PORTEÑOS PSICOANALIZADOS

Los días pasaban y el cierre del ciclo lectivo, iba acercándose. El ferviente anhelo de Pablo por terminar de una buena vez el colegio secundario, estaba por cumplirse. A excepción de una materia –química- no tuvo inconvenientes en relación a los requisitos para finalizar con el programa de estudios. La asignatura que más le costaba, se la llevó a diciembre y debió recuperarla con un examen en ese mes, pero logró rendirla satisfactoriamente antes de las vacaciones. Cuando la profesora le comunicó que había aprobado, la alegría lo invadió: esta etapa de su vida que tanto sufrimiento le había demandado, finalmente era historia. Ansiaba no tener que ver más a sus compañeros, especialmente al Francés…
Pero todavía faltaba un escollo: una ceremonia de graduación en el patio del establecimiento, a la que para colmo estaban invitados los familiares. Pablo no quería saber más nada con el colegio. De haber podido, no hubiera asistido. Pero claro, no había posibilidades de eludir esta obligación. Tenía, eso sí, el consuelo de que ya era lo último. El acto sería breve y sencillo. No demoraría, tal vez, más que un par de horas. Se realizó una noche, en la que lógicamente, Pablo estaba nervioso. La presencia de su familia implicaba un ingrediente que también lo hacía sentir muy incómodo. Lo perturbaba la idea de que algún episodio desagradable, ligado al bullying, ocurriera delante de sus seres queridos.
Pero la ceremonia pasó, sin que sus temores se reflejaran en hechos concretos. En los instantes finales de la reunión, Pablo supo que parte del curso saldría a bailar esa misma noche. A pesar de haber sido invitado, apenas culminó el acto, y cuando mucha gente todavía permanecía en el patio, él salió con su grupo familiar a la calle, y sin haber saludado a ninguno de los chicos, se alejó del edificio.
A la semana siguiente, una mañana, debió retornar, aunque sólo para cumplimentar cierto trámite administrativo que no duró más que unos minutos. Allí volvió a toparse con el Francés, quien con su habitual tono burlón le preguntó por qué no había participado de la mencionada salida nocturna: “¿Papi no te dejó?”.
Pablo simplemente esbozó una sonrisa de compromiso para, segundos más tarde, traspasar la puerta de acceso y perderse por las calles.

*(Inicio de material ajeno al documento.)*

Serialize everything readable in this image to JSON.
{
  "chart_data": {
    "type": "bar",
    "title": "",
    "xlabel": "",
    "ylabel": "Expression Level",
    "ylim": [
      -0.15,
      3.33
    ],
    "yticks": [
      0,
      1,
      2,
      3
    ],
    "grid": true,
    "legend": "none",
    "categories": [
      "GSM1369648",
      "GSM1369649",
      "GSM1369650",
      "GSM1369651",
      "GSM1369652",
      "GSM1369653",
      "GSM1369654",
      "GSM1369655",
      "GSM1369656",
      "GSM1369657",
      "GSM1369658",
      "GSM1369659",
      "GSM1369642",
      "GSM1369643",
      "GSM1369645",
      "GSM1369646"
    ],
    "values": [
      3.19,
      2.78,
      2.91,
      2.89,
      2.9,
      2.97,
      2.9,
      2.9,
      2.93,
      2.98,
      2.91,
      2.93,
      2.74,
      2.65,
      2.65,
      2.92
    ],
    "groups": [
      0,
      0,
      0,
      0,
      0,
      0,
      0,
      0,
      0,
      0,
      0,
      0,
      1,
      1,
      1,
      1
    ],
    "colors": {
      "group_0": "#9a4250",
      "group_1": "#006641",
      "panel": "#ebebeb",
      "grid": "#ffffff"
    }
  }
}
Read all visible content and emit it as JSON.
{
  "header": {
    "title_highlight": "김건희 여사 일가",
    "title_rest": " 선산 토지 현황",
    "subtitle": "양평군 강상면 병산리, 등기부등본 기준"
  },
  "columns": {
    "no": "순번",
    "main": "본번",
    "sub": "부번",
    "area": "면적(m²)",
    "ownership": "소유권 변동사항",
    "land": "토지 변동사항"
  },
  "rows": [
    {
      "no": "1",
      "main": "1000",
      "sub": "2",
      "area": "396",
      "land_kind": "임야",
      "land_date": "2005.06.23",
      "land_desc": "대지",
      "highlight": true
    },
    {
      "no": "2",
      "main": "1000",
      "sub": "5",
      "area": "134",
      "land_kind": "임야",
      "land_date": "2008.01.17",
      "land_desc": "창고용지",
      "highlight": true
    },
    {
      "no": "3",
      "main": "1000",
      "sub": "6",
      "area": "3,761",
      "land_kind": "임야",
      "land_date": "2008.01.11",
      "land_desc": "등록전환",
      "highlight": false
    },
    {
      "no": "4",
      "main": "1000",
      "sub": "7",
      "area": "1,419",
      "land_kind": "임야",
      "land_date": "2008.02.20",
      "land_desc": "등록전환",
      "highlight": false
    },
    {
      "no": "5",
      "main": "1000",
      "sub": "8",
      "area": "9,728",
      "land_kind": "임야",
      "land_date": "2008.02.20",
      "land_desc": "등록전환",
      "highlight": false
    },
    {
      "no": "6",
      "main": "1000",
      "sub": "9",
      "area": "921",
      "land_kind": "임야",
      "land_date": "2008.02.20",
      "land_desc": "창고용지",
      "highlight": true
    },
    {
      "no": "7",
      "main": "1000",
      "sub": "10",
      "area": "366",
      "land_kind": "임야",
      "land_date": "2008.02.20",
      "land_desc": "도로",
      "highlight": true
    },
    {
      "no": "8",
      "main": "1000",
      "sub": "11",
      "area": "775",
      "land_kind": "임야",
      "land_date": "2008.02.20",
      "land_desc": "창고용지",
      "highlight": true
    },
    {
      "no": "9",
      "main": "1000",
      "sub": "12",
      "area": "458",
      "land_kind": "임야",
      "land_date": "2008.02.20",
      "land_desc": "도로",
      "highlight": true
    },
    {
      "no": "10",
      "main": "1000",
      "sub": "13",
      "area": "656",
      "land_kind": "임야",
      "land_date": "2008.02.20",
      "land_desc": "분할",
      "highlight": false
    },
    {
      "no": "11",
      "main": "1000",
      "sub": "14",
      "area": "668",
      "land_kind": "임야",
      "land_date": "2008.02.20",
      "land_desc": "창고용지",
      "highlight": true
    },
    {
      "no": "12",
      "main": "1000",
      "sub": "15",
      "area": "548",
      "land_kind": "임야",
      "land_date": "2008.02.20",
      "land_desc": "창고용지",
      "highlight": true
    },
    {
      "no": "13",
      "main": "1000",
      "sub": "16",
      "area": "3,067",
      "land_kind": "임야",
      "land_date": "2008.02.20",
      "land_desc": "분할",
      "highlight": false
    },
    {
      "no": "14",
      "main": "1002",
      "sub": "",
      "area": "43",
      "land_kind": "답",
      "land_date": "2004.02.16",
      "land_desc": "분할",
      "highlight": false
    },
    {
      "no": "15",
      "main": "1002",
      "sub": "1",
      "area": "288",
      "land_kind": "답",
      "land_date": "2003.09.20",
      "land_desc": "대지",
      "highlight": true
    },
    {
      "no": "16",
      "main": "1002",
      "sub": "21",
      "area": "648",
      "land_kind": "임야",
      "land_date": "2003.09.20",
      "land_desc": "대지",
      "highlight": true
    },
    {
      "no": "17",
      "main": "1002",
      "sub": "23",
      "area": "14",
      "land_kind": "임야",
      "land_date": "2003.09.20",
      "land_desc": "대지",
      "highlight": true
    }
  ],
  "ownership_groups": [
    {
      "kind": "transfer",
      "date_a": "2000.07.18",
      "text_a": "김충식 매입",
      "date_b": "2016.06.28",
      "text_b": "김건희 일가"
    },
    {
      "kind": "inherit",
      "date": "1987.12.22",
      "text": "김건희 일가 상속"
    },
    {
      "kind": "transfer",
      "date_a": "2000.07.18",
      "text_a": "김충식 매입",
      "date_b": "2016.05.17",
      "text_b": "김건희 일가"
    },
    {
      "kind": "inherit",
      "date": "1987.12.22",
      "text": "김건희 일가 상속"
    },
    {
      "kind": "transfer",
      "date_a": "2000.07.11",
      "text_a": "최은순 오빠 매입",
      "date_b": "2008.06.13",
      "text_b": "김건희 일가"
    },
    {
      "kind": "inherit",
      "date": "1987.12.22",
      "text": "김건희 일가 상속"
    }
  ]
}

Con gran regocijo interior, ahora sí, pensaba en que no tendría que pisar más esa escuela ni volver a verle la cara al Francés.

Muchos años después, escribió: “Causa de grandes tragedias”.

Entre las actividades más tentadoras, una de las más comunes, es la de hablar mal de amigos o conocidos que están ausentes. Mediante burlas, críticas destructivas y comentarios fuera de lugar, la gente la pasa bien a costa de otra gente que, como no está allí, es incapaz de defenderse. Tal vez, justamente, eso es lo que hace al “chusmerío” tan atractivo, y por eso tiene tanto éxito. En cambio, es muy incómodo y mucho menos divertido, decirles a las personas lo que no nos agrada de ellas, cuando tenemos la posibilidad de hacerlo cara a cara. ¿Nos gustaría que no estando presentes, se hable despectivamente de nosotros? Entonces, ¿por qué se lo hacemos a los demás?
Lo ideal sería que si apreciamos a alguien, si deseamos que modifique una conducta, decirle de buen modo nuestro punto de vista. Y en caso de no tener ningún interés o considerar que no es posible conversarlo en persona, al menos tratar de no involucrarla en comentarios ofensivos.
Nuestra enloquecida sociedad evitaría grandes problemas si hiciéramos un esfuerzo por aplicar este principio básico: no hacer lo que no queremos que hagan con nosotros. En cambio, las consecuencias del chisme o la murmuración, aunque no lo parezca, pueden llegar a ser muy graves, generando, incluso, terribles tragedias en distintos niveles sociales.

Un sustento bíblico:
Eviten toda conversación obscena. Por el contrario, que sus palabras contribuyan a la necesaria edificación y sean de bendición para quienes escuchan. (Efesios 4:29).